Moto2

Moto2-Zukunft von Cortese und Aegerter in Gefahr? Das sagt KTM

Hiobsbotschaft für die Moto2-Asse Sandro Cortese und Dominique Aegerter: Platzt der Deal für 2018 doch noch? Das sagt KTM zu den Gerüchten.
von Michael Höller

Motorsport-Magazin.com - Die sportliche Zukunft der Moto2-Fahrer Sandro Cortese und Dominique Aegerter im deutschen Kiefer Racing Team gerät kurz vor den Weihnachtsfeiertagen ins Wanken.
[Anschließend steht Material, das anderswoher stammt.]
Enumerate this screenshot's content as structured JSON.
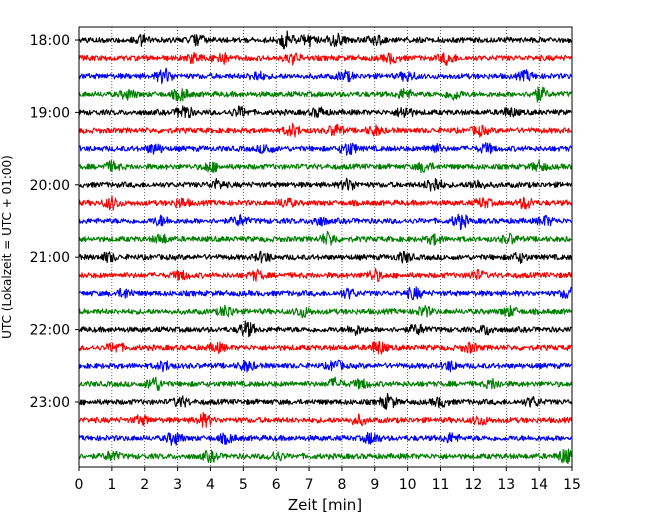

Eigentlich sollte der Rennstall vom britischen Investor David Pickworth übernommen werden und KTM die Motorräder für die WM-Saison 2018 liefern.

Wie die Speedweek berichtet, soll KTM am Mittwoch aber diesen Vertrag annulliert haben und das Team ohne Bikes dastehen. Motorsport-Magazin.com erkundigte sich bei KTM, wo man das Gerücht zwar nicht dementieren wollte, aber keinesfalls vom endgültigen Aus des Kiefer Teams und der sportlichen Zukunft von Cortese und Aegerter sprechen wollte.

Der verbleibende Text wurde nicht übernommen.